Rule-based autocorrection of Piping and Instrumentation Diagrams (P&IDs) on graphs
Lukas Schulze Balhorn, Niels Seijsener, Kevin Dao, Minji Kim, Dominik P. Goldstein, Ge H. M. Driessen, Artur M. Schweidtmann
TL;DR
This work tackles repetitive, error-prone revision of P&IDs by proposing a deterministic, rule-based autocorrection framework built on graph representations of P&IDs aligned to the DEXPI standard. It converts DEXPI P&IDs to graphs using a pyDEXPI implementation, then applies 33 engineering-rule graphs to detect and correct missing or erroneous substructures via subgraph isomorphism with conditional constraints. In a case study using a representative DEXPI P&ID, the method achieved 100% accuracy on five exemplar rules and delivered corrections in milliseconds, highlighting potential for real-time engineering support. The study discusses tradeoffs with scalability and explainability, and suggests hybrid approaches combining rule-based and ML techniques to scale while preserving determinism and safety.
Abstract
A piping and instrumentation diagram (P&ID) is a central reference document in chemical process engineering.
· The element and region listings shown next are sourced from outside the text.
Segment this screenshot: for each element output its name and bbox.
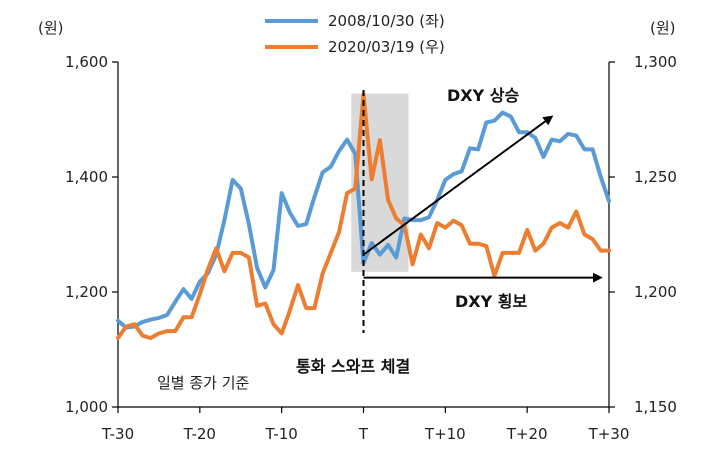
left-tick-label: 1,600 <box>65 53 108 71</box>
dxy-rise-label: DXY 상승 <box>447 86 519 105</box>
daily-close-note: 일별 종가 기준 <box>157 374 250 392</box>
legend: 2008/10/30 (좌) 2020/03/19 (우) <box>265 12 445 56</box>
dxy-flat-label: DXY 횡보 <box>455 292 527 311</box>
dxy-rise-arrow <box>362 115 554 256</box>
left-axis-unit-label: (원) <box>38 19 64 37</box>
right-y-ticks: 1,150 1,200 1,250 1,300 <box>609 53 677 416</box>
left-tick-label: 1,200 <box>65 283 108 301</box>
x-tick-label: T+30 <box>588 425 630 443</box>
x-tick-label: T-30 <box>101 425 134 443</box>
x-tick-label: T+20 <box>506 425 548 443</box>
currency-swap-label: 통화 스와프 체결 <box>296 357 410 376</box>
legend-label-2020: 2020/03/19 (우) <box>328 38 445 56</box>
right-tick-label: 1,250 <box>634 168 677 186</box>
right-tick-label: 1,200 <box>634 283 677 301</box>
right-tick-label: 1,150 <box>634 398 677 416</box>
x-tick-label: T+10 <box>424 425 466 443</box>
right-axis-unit-label: (원) <box>650 19 676 37</box>
left-y-ticks: 1,000 1,200 1,400 1,600 <box>65 53 118 416</box>
x-tick-label: T-10 <box>265 425 298 443</box>
legend-label-2008: 2008/10/30 (좌) <box>328 12 445 30</box>
x-tick-label: T-20 <box>183 425 216 443</box>
left-tick-label: 1,400 <box>65 168 108 186</box>
x-tick-label: T <box>358 425 369 443</box>
x-ticks: T-30 T-20 T-10 T T+10 T+20 T+30 <box>101 407 630 443</box>
left-tick-label: 1,000 <box>65 398 108 416</box>
right-tick-label: 1,300 <box>634 53 677 71</box>
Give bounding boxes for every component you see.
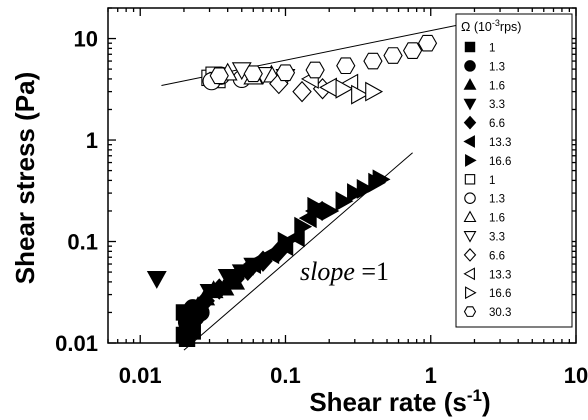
legend-marker (463, 135, 475, 148)
y-tick-label: 1 (86, 128, 98, 153)
legend-item: 30.3 (463, 306, 511, 319)
legend-label: 6.6 (489, 118, 505, 130)
x-tick-label: 1 (425, 363, 437, 388)
data-point (372, 169, 391, 190)
data-point (356, 178, 375, 199)
data-point (305, 61, 325, 79)
legend-marker (464, 174, 476, 185)
legend-label: 1 (489, 43, 495, 55)
legend-title: Ω (10-3rps) (461, 18, 521, 34)
series-open-16.6 (335, 78, 384, 105)
legend-label: 1 (489, 175, 495, 187)
data-points (146, 34, 438, 347)
data-point (209, 67, 229, 85)
data-point (243, 65, 263, 83)
data-point (307, 196, 326, 217)
legend-label: 1.3 (489, 194, 505, 206)
legend-item: 1 (464, 174, 495, 187)
legend-label: 13.3 (489, 137, 511, 149)
x-axis-title: Shear rate (s-1) (309, 386, 490, 417)
series-open-30.3 (209, 34, 438, 85)
legend-item: 13.3 (463, 267, 511, 281)
legend-box (455, 13, 573, 328)
legend-label: 16.6 (489, 156, 511, 168)
tick-labels: 0.01 0.1 1 10 0.01 0.1 1 10 (55, 27, 588, 388)
legend-item: 16.6 (465, 153, 511, 168)
data-point (417, 34, 438, 52)
data-point (243, 254, 262, 274)
data-point (351, 84, 369, 105)
data-point (363, 52, 383, 70)
legend-item: 1.6 (463, 78, 505, 92)
data-point (365, 81, 384, 102)
data-point (261, 244, 280, 265)
x-tick-label: 10 (564, 363, 588, 388)
data-point (209, 278, 229, 300)
legend-marker (463, 210, 477, 223)
legend-item: 1.6 (463, 210, 505, 225)
legend-item: 13.3 (463, 135, 511, 149)
legend-label: 3.3 (489, 99, 505, 111)
x-tick-label: 0.01 (119, 363, 162, 388)
legend: Ω (10-3rps) 1 1.3 1.6 3.3 6.6 13.3 16.6 1 1.3 1.6… (455, 13, 573, 328)
legend-marker (463, 306, 477, 317)
data-point (292, 80, 312, 103)
legend-item: 1.3 (464, 192, 505, 206)
y-axis-title: Shear stress (Pa) (10, 72, 40, 284)
data-point (383, 47, 403, 64)
data-point (402, 42, 423, 59)
legend-item: 3.3 (463, 98, 505, 111)
y-tick-label: 0.01 (55, 331, 98, 356)
axis-ticks (107, 7, 577, 344)
data-point (195, 290, 215, 312)
plot-frame (107, 7, 577, 344)
data-point (275, 64, 296, 82)
data-point (321, 201, 340, 221)
legend-label: 1.6 (489, 213, 505, 225)
legend-marker (464, 60, 476, 72)
legend-label: 3.3 (489, 232, 505, 244)
legend-marker (464, 192, 476, 204)
legend-marker (463, 231, 477, 243)
slope-annotation: slope =1 (300, 257, 389, 286)
legend-label: 16.6 (489, 288, 511, 300)
legend-item: 1.3 (464, 60, 505, 73)
legend-label: 30.3 (489, 307, 511, 319)
legend-marker (465, 286, 477, 300)
legend-marker (465, 153, 477, 167)
data-point (146, 270, 167, 289)
data-point (277, 231, 296, 252)
data-point (335, 191, 354, 212)
legend-item: 6.6 (463, 248, 505, 262)
y-tick-label: 0.1 (67, 230, 98, 255)
legend-marker (464, 41, 476, 53)
x-tick-label: 0.1 (270, 363, 301, 388)
legend-item: 16.6 (465, 286, 511, 300)
legend-item: 3.3 (463, 231, 505, 244)
data-point (294, 216, 313, 237)
legend-marker (463, 78, 477, 90)
legend-item: 6.6 (463, 115, 505, 130)
legend-item: 1 (464, 41, 495, 55)
legend-label: 1.3 (489, 61, 505, 73)
data-point (336, 57, 356, 75)
legend-label: 13.3 (489, 269, 511, 281)
data-point (225, 267, 245, 290)
y-tick-label: 10 (74, 27, 98, 52)
data-point (335, 78, 354, 99)
legend-label: 6.6 (489, 250, 505, 262)
legend-marker (463, 267, 475, 281)
legend-items: 1 1.3 1.6 3.3 6.6 13.3 16.6 1 1.3 1.6 3.3 6.6 13.3 16… (463, 41, 511, 319)
legend-label: 1.6 (489, 80, 505, 92)
data-point (347, 183, 365, 204)
legend-marker (463, 248, 477, 262)
legend-marker (463, 115, 477, 130)
series-filled-16.6 (277, 169, 391, 252)
legend-marker (463, 98, 477, 111)
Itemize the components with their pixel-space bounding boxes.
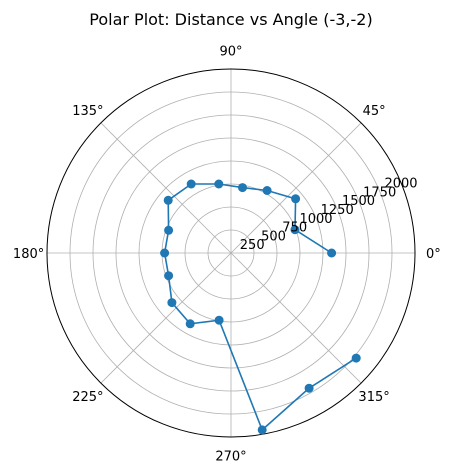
data-point	[214, 315, 224, 325]
angle-tick-label: 225°	[72, 390, 103, 405]
data-point	[186, 179, 196, 189]
radial-tick-label: 500	[261, 229, 286, 244]
data-point	[163, 195, 173, 205]
data-point	[185, 319, 195, 329]
polar-outer-frame	[46, 68, 416, 438]
angular-gridline	[230, 122, 362, 254]
data-point	[257, 425, 267, 435]
radial-tick-label: 1250	[321, 203, 354, 218]
angular-gridline	[230, 252, 362, 384]
angular-gridline	[100, 122, 232, 254]
angular-gridline	[100, 252, 232, 384]
data-markers	[160, 179, 361, 435]
angle-tick-label: 45°	[363, 104, 386, 119]
radial-tick-label: 1000	[299, 212, 332, 227]
angle-tick-label: 270°	[215, 449, 246, 464]
polar-frame	[46, 68, 416, 438]
data-point	[164, 271, 174, 281]
radial-tick-label: 2000	[384, 177, 417, 192]
data-point	[160, 248, 170, 258]
data-point	[304, 383, 314, 393]
angle-tick-label: 180°	[13, 247, 44, 262]
radial-tick-label: 1500	[342, 194, 375, 209]
data-point	[327, 248, 337, 258]
chart-title: Polar Plot: Distance vs Angle (-3,-2)	[89, 10, 372, 29]
radial-tick-label: 250	[240, 238, 265, 253]
angle-tick-label: 90°	[219, 45, 242, 60]
angle-tick-labels: 0° 45° 90° 135° 180° 225° 270° 315°	[13, 45, 441, 465]
data-point	[351, 353, 361, 363]
angle-tick-label: 315°	[358, 390, 389, 405]
data-point	[238, 183, 247, 193]
data-point	[167, 298, 177, 308]
radial-tick-label: 1750	[363, 185, 396, 200]
data-point	[214, 179, 224, 189]
radial-tick-label: 750	[282, 221, 307, 236]
polar-grid	[47, 69, 415, 437]
data-point	[262, 186, 272, 195]
angle-tick-label: 135°	[72, 104, 103, 119]
angle-tick-label: 0°	[426, 247, 441, 262]
data-point	[291, 194, 301, 204]
data-point	[164, 225, 174, 235]
data-point	[290, 225, 300, 235]
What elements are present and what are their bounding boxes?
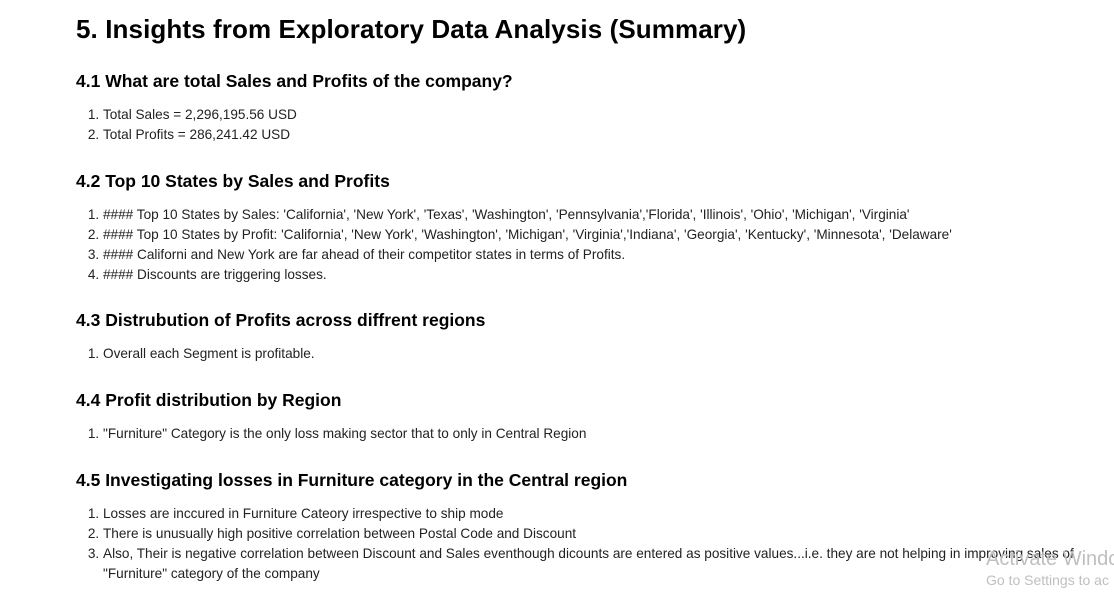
watermark-subtitle: Go to Settings to ac — [986, 572, 1109, 588]
list-item: Total Sales = 2,296,195.56 USD — [103, 105, 1113, 125]
activate-windows-watermark: Activate Windo Go to Settings to ac — [986, 548, 1114, 590]
list-item: Losses are inccured in Furniture Cateory… — [103, 504, 1113, 524]
list-item: #### Discounts are triggering losses. — [103, 265, 1113, 285]
list-item: Total Profits = 286,241.42 USD — [103, 125, 1113, 145]
list-item: "Furniture" Category is the only loss ma… — [103, 424, 1113, 444]
section-heading-top-states: 4.2 Top 10 States by Sales and Profits — [76, 171, 390, 191]
section-heading-profit-by-region: 4.4 Profit distribution by Region — [76, 390, 342, 410]
section-heading-furniture-losses: 4.5 Investigating losses in Furniture ca… — [76, 470, 628, 490]
section-list-profit-distribution-regions: Overall each Segment is profitable. — [76, 344, 1113, 364]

Currently, chemical engineers manually review P&IDs through visual inspection to find and rectify errors. However, engineering projects can involve hundreds to thousands of P&ID pages, creating a significant revision workload. This study proposes a rule-based method to support engineers with error detection and correction in P&IDs. The method is based on a graph representation of P&IDs, enabling automated error detection and correction, i.e., autocorrection, through rule graphs. We use our pyDEXPI Python package to generate P&ID graphs from DEXPI-standard P&IDs. In this study, we developed 33 rules based on chemical engineering knowledge and heuristics, with five selected rules demonstrated as examples. A case study on an illustrative P&ID validates the reliability and effectiveness of the rule-based autocorrection method in revising P&IDs.